In the end, I think it may just be that having settings under which lots of mathjs methods (not just sqrt, for example) return different types depending on the value of the input (and not just its type) is the underlying reason why nothing much has happened on this issue. But if you want to pick some means of dealing with all this now and finally nail it down once and for all, either in v15 or in a nanomath-based overhaul, I am game. I'm just not the right person to pick, since I have no issues with a NumInt type even though TypeScript can't capture it.

[josdejong]

Thanks for thinking this through Glen. It would be a huge breaking change, and there are a lot of cases that we would have to think through. It is an interesting idea to alter the available function signatures and available conversions based on the configured math.number, though I guess that may be complex to work and indeed comes with tricky edge cases and unpredictable cases.

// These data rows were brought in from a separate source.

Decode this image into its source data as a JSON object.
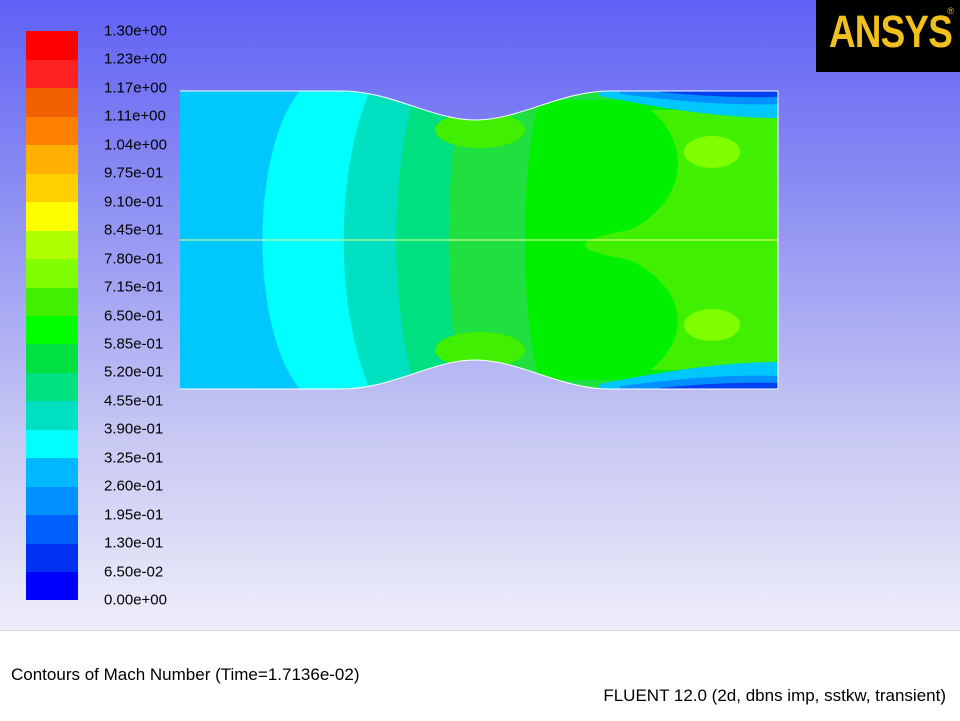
{
  "colorbar": {
    "colors": [
      "#0000ff",
      "#0030f0",
      "#0060ff",
      "#0090ff",
      "#00b8ff",
      "#00ffff",
      "#00e0c0",
      "#00e080",
      "#00e040",
      "#00ff00",
      "#40f000",
      "#80ff00",
      "#b0ff00",
      "#ffff00",
      "#ffd000",
      "#ffb000",
      "#ff8000",
      "#f06000",
      "#ff2020",
      "#ff0000"
    ],
    "labels": [
      "1.30e+00",
      "1.23e+00",
      "1.17e+00",
      "1.11e+00",
      "1.04e+00",
      "9.75e-01",
      "9.10e-01",
      "8.45e-01",
      "7.80e-01",
      "7.15e-01",
      "6.50e-01",
      "5.85e-01",
      "5.20e-01",
      "4.55e-01",
      "3.90e-01",
      "3.25e-01",
      "2.60e-01",
      "1.95e-01",
      "1.30e-01",
      "6.50e-02",
      "0.00e+00"
    ]
  },
  "logo": {
    "text": "ANSYS",
    "mark": "®"
  },
  "footer": {
    "title": "Contours of Mach Number  (Time=1.7136e-02)",
    "solver": "FLUENT 12.0 (2d, dbns imp, sstkw, transient)"
  }
}
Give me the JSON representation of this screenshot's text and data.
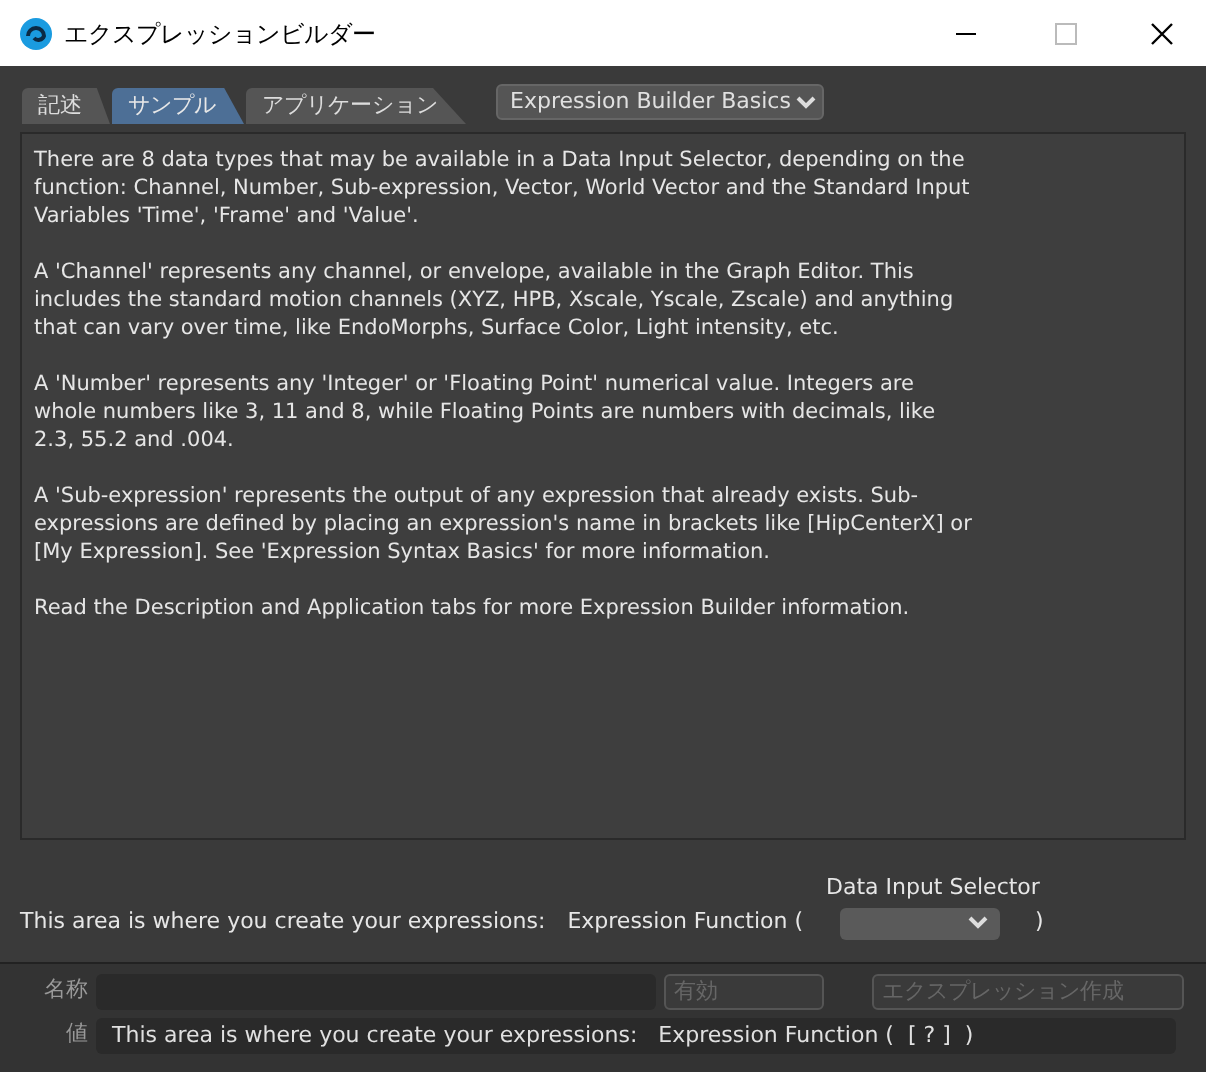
{
  "window": {
    "title": "エクスプレッションビルダー"
  },
  "tabs": [
    {
      "label": "記述",
      "selected": false
    },
    {
      "label": "サンプル",
      "selected": true
    },
    {
      "label": "アプリケーション",
      "selected": false
    }
  ],
  "topic_select": {
    "value": "Expression Builder Basics"
  },
  "paragraphs": [
    "There are 8 data types that may be available in a Data Input Selector, depending on the function: Channel, Number, Sub-expression, Vector, World Vector and the Standard Input Variables 'Time', 'Frame' and 'Value'.",
    "A 'Channel' represents any channel, or envelope, available in the Graph Editor. This includes the standard motion channels (XYZ, HPB, Xscale, Yscale, Zscale) and anything that can vary over time, like EndoMorphs, Surface Color, Light intensity, etc.",
    "A 'Number' represents any 'Integer' or 'Floating Point' numerical value. Integers are whole numbers like 3, 11 and 8, while Floating Points are numbers with decimals, like 2.3, 55.2 and .004.",
    "A 'Sub-expression' represents the output of any expression that already exists. Sub-expressions are defined by placing an expression's name in brackets like [HipCenterX] or [My Expression]. See 'Expression Syntax Basics' for more information.",
    "Read the Description and Application tabs for more Expression Builder information."
  ],
  "builder": {
    "intro": "This area is where you create your expressions:",
    "function_label": "Expression Function (",
    "selector_label": "Data Input Selector",
    "close_paren": ")"
  },
  "name_row": {
    "label": "名称",
    "enable_button": {
      "label": "有効",
      "disabled": true
    },
    "create_button": {
      "label": "エクスプレッション作成",
      "disabled": true
    }
  },
  "value_row": {
    "label": "値",
    "value": "This area is where you create your expressions:   Expression Function (  [ ? ]  )"
  }
}
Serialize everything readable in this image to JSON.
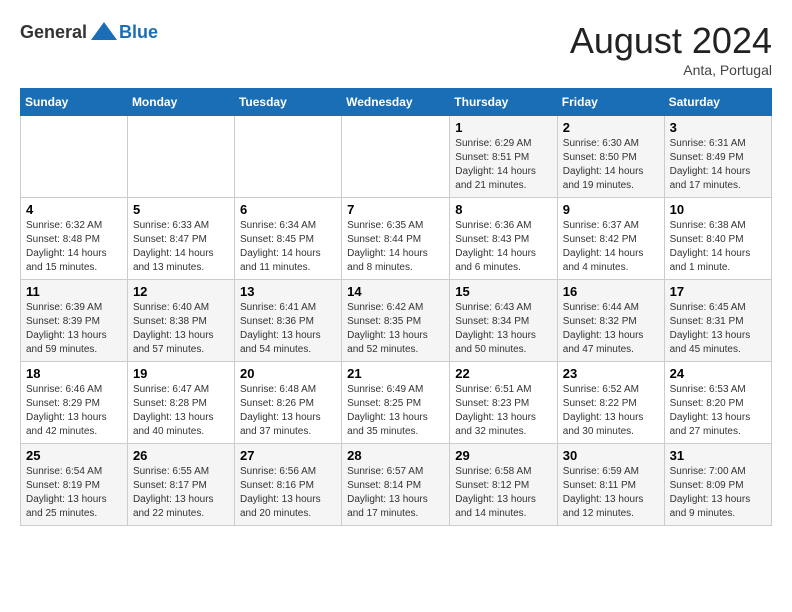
{
  "header": {
    "logo_general": "General",
    "logo_blue": "Blue",
    "month_year": "August 2024",
    "location": "Anta, Portugal"
  },
  "days_of_week": [
    "Sunday",
    "Monday",
    "Tuesday",
    "Wednesday",
    "Thursday",
    "Friday",
    "Saturday"
  ],
  "weeks": [
    [
      {
        "day": "",
        "info": ""
      },
      {
        "day": "",
        "info": ""
      },
      {
        "day": "",
        "info": ""
      },
      {
        "day": "",
        "info": ""
      },
      {
        "day": "1",
        "info": "Sunrise: 6:29 AM\nSunset: 8:51 PM\nDaylight: 14 hours and 21 minutes."
      },
      {
        "day": "2",
        "info": "Sunrise: 6:30 AM\nSunset: 8:50 PM\nDaylight: 14 hours and 19 minutes."
      },
      {
        "day": "3",
        "info": "Sunrise: 6:31 AM\nSunset: 8:49 PM\nDaylight: 14 hours and 17 minutes."
      }
    ],
    [
      {
        "day": "4",
        "info": "Sunrise: 6:32 AM\nSunset: 8:48 PM\nDaylight: 14 hours and 15 minutes."
      },
      {
        "day": "5",
        "info": "Sunrise: 6:33 AM\nSunset: 8:47 PM\nDaylight: 14 hours and 13 minutes."
      },
      {
        "day": "6",
        "info": "Sunrise: 6:34 AM\nSunset: 8:45 PM\nDaylight: 14 hours and 11 minutes."
      },
      {
        "day": "7",
        "info": "Sunrise: 6:35 AM\nSunset: 8:44 PM\nDaylight: 14 hours and 8 minutes."
      },
      {
        "day": "8",
        "info": "Sunrise: 6:36 AM\nSunset: 8:43 PM\nDaylight: 14 hours and 6 minutes."
      },
      {
        "day": "9",
        "info": "Sunrise: 6:37 AM\nSunset: 8:42 PM\nDaylight: 14 hours and 4 minutes."
      },
      {
        "day": "10",
        "info": "Sunrise: 6:38 AM\nSunset: 8:40 PM\nDaylight: 14 hours and 1 minute."
      }
    ],
    [
      {
        "day": "11",
        "info": "Sunrise: 6:39 AM\nSunset: 8:39 PM\nDaylight: 13 hours and 59 minutes."
      },
      {
        "day": "12",
        "info": "Sunrise: 6:40 AM\nSunset: 8:38 PM\nDaylight: 13 hours and 57 minutes."
      },
      {
        "day": "13",
        "info": "Sunrise: 6:41 AM\nSunset: 8:36 PM\nDaylight: 13 hours and 54 minutes."
      },
      {
        "day": "14",
        "info": "Sunrise: 6:42 AM\nSunset: 8:35 PM\nDaylight: 13 hours and 52 minutes."
      },
      {
        "day": "15",
        "info": "Sunrise: 6:43 AM\nSunset: 8:34 PM\nDaylight: 13 hours and 50 minutes."
      },
      {
        "day": "16",
        "info": "Sunrise: 6:44 AM\nSunset: 8:32 PM\nDaylight: 13 hours and 47 minutes."
      },
      {
        "day": "17",
        "info": "Sunrise: 6:45 AM\nSunset: 8:31 PM\nDaylight: 13 hours and 45 minutes."
      }
    ],
    [
      {
        "day": "18",
        "info": "Sunrise: 6:46 AM\nSunset: 8:29 PM\nDaylight: 13 hours and 42 minutes."
      },
      {
        "day": "19",
        "info": "Sunrise: 6:47 AM\nSunset: 8:28 PM\nDaylight: 13 hours and 40 minutes."
      },
      {
        "day": "20",
        "info": "Sunrise: 6:48 AM\nSunset: 8:26 PM\nDaylight: 13 hours and 37 minutes."
      },
      {
        "day": "21",
        "info": "Sunrise: 6:49 AM\nSunset: 8:25 PM\nDaylight: 13 hours and 35 minutes."
      },
      {
        "day": "22",
        "info": "Sunrise: 6:51 AM\nSunset: 8:23 PM\nDaylight: 13 hours and 32 minutes."
      },
      {
        "day": "23",
        "info": "Sunrise: 6:52 AM\nSunset: 8:22 PM\nDaylight: 13 hours and 30 minutes."
      },
      {
        "day": "24",
        "info": "Sunrise: 6:53 AM\nSunset: 8:20 PM\nDaylight: 13 hours and 27 minutes."
      }
    ],
    [
      {
        "day": "25",
        "info": "Sunrise: 6:54 AM\nSunset: 8:19 PM\nDaylight: 13 hours and 25 minutes."
      },
      {
        "day": "26",
        "info": "Sunrise: 6:55 AM\nSunset: 8:17 PM\nDaylight: 13 hours and 22 minutes."
      },
      {
        "day": "27",
        "info": "Sunrise: 6:56 AM\nSunset: 8:16 PM\nDaylight: 13 hours and 20 minutes."
      },
      {
        "day": "28",
        "info": "Sunrise: 6:57 AM\nSunset: 8:14 PM\nDaylight: 13 hours and 17 minutes."
      },
      {
        "day": "29",
        "info": "Sunrise: 6:58 AM\nSunset: 8:12 PM\nDaylight: 13 hours and 14 minutes."
      },
      {
        "day": "30",
        "info": "Sunrise: 6:59 AM\nSunset: 8:11 PM\nDaylight: 13 hours and 12 minutes."
      },
      {
        "day": "31",
        "info": "Sunrise: 7:00 AM\nSunset: 8:09 PM\nDaylight: 13 hours and 9 minutes."
      }
    ]
  ]
}
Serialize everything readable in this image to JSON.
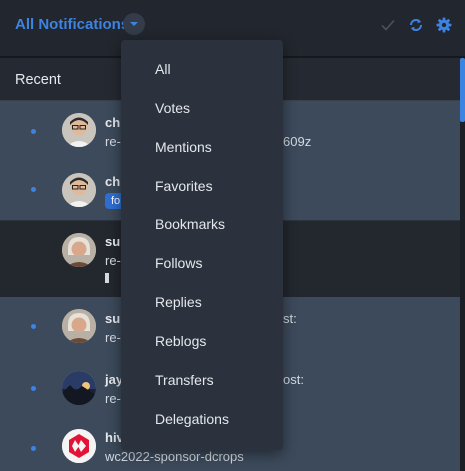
{
  "header": {
    "title": "All Notifications"
  },
  "section": {
    "title": "Recent"
  },
  "notifications": [
    {
      "name": "chi",
      "text": "re-",
      "text_tail": "609z",
      "state": "unread"
    },
    {
      "name": "chi",
      "badge": "fo",
      "state": "unread"
    },
    {
      "name": "su",
      "text": "re-",
      "state": "read"
    },
    {
      "name": "su",
      "text": "re-",
      "text_tail": "st:",
      "state": "unread"
    },
    {
      "name": "jay",
      "text": "re-",
      "text_tail": "ost:",
      "state": "unread"
    },
    {
      "name": "hiv",
      "text": "wc2022-sponsor-dcrops",
      "state": "unread"
    }
  ],
  "dropdown": {
    "items": [
      "All",
      "Votes",
      "Mentions",
      "Favorites",
      "Bookmarks",
      "Follows",
      "Replies",
      "Reblogs",
      "Transfers",
      "Delegations"
    ]
  },
  "icons": {
    "caret": "caret-down-icon",
    "mark_read": "checkmark-icon",
    "refresh": "refresh-icon",
    "settings": "gear-icon"
  },
  "colors": {
    "accent": "#3d83e2",
    "background": "#22262e",
    "unread_row": "#3c4a5b",
    "dropdown_bg": "#2c323d"
  }
}
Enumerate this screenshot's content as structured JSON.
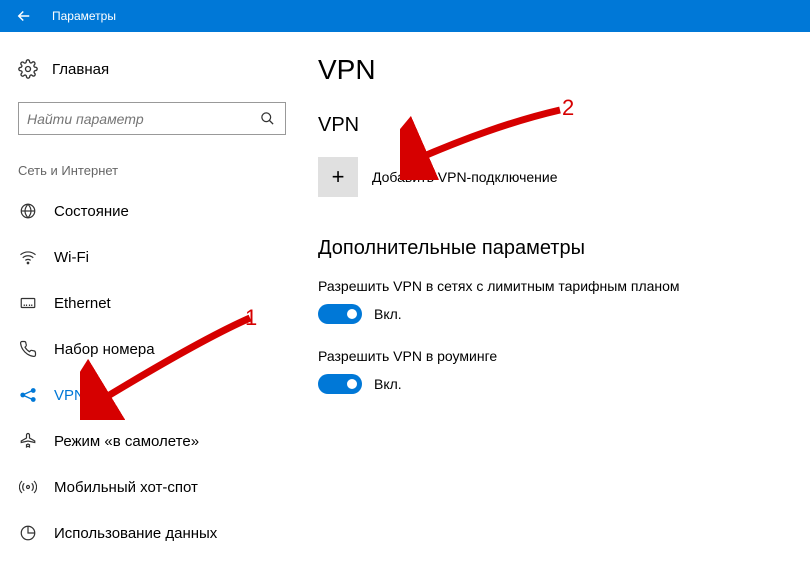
{
  "titlebar": {
    "title": "Параметры"
  },
  "sidebar": {
    "home_label": "Главная",
    "search_placeholder": "Найти параметр",
    "category_label": "Сеть и Интернет",
    "items": [
      {
        "label": "Состояние"
      },
      {
        "label": "Wi-Fi"
      },
      {
        "label": "Ethernet"
      },
      {
        "label": "Набор номера"
      },
      {
        "label": "VPN"
      },
      {
        "label": "Режим «в самолете»"
      },
      {
        "label": "Мобильный хот-спот"
      },
      {
        "label": "Использование данных"
      }
    ]
  },
  "main": {
    "page_title": "VPN",
    "vpn_heading": "VPN",
    "add_vpn_label": "Добавить VPN-подключение",
    "advanced_heading": "Дополнительные параметры",
    "settings": [
      {
        "label": "Разрешить VPN в сетях с лимитным тарифным планом",
        "state": "Вкл."
      },
      {
        "label": "Разрешить VPN в роуминге",
        "state": "Вкл."
      }
    ]
  },
  "annotations": {
    "num1": "1",
    "num2": "2"
  }
}
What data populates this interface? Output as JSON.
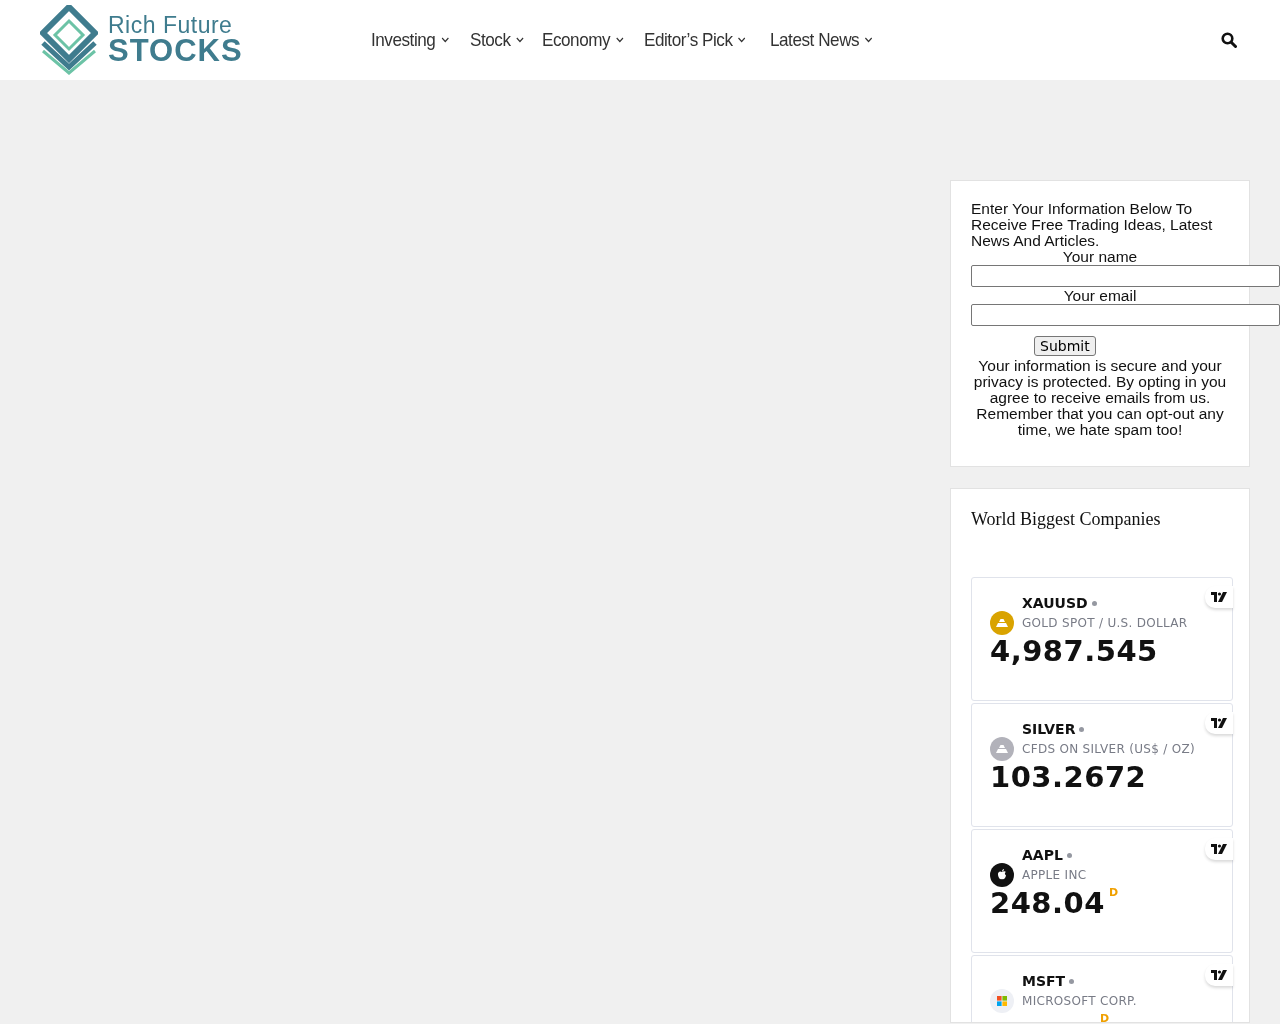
{
  "logo": {
    "line_1": "Rich Future",
    "line_2": "STOCKS"
  },
  "nav": [
    {
      "label": "Investing",
      "has_dropdown": true
    },
    {
      "label": "Stock",
      "has_dropdown": true
    },
    {
      "label": "Economy",
      "has_dropdown": true
    },
    {
      "label": "Editor’s Pick",
      "has_dropdown": true
    },
    {
      "label": "Latest News",
      "has_dropdown": true
    }
  ],
  "signup": {
    "intro": "Enter Your Information Below To Receive Free Trading Ideas, Latest News And Articles.",
    "name_label": "Your name",
    "email_label": "Your email",
    "submit": "Submit",
    "notice": "Your information is secure and your privacy is protected. By opting in you agree to receive emails from us. Remember that you can opt-out any time, we hate spam too!"
  },
  "companies": {
    "title": "World Biggest Companies",
    "tickers": [
      {
        "kind": "gold",
        "symbol": "XAUUSD",
        "name": "GOLD SPOT / U.S. DOLLAR",
        "price": "4,987.545"
      },
      {
        "kind": "silver",
        "symbol": "SILVER",
        "name": "CFDS ON SILVER (US$ / OZ)",
        "price": "103.2672"
      },
      {
        "kind": "apple",
        "symbol": "AAPL",
        "name": "APPLE INC",
        "price": "248.04",
        "flag": "D"
      },
      {
        "kind": "microsoft",
        "symbol": "MSFT",
        "name": "MICROSOFT CORP.",
        "flag": "D"
      }
    ]
  }
}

Another idea: we can leave all existing behavior as it is, and introduce a new config option like config.input, which, if configured, will convert input types into one desired input type (it will also need a fallback in case the conversion is not possible).

[gwhitney]

If there's a desire for one of these sorts of input conversion controls, I think there are two main decisions here:

I) What configuration options will there be to control the conversions, and how exactly will they work, and

II) What should be done about the TypeScript typings of the functions in light of these controls? For example, with (say) config.input set to BigNumber, one signature of math.add becomes (number, number) => BigNumber, unlike under the default setting. But as far as I know, TypeScript has no provision to change the types of methods dynamically. So would we:

A) Have multiple TypeScript declaration files, one for each setting of config.input, reflecting the behavior for each?

B) Or just have a single declaration file, with sufficiently coarse typing that it won't be wrong no matter what the setting of config.input is?

In the latter case, I fear that pretty much every function will just have a signature like (MathType, MathType) => MathType because there will be so many possibilities depending on the configuration settings...

[josdejong]

The TypeScript typings are indeed a complex case. I'm not sure how to solve that.

At this point I'm not sure if there is a broad need for this, so let's not (yet) put effort into this.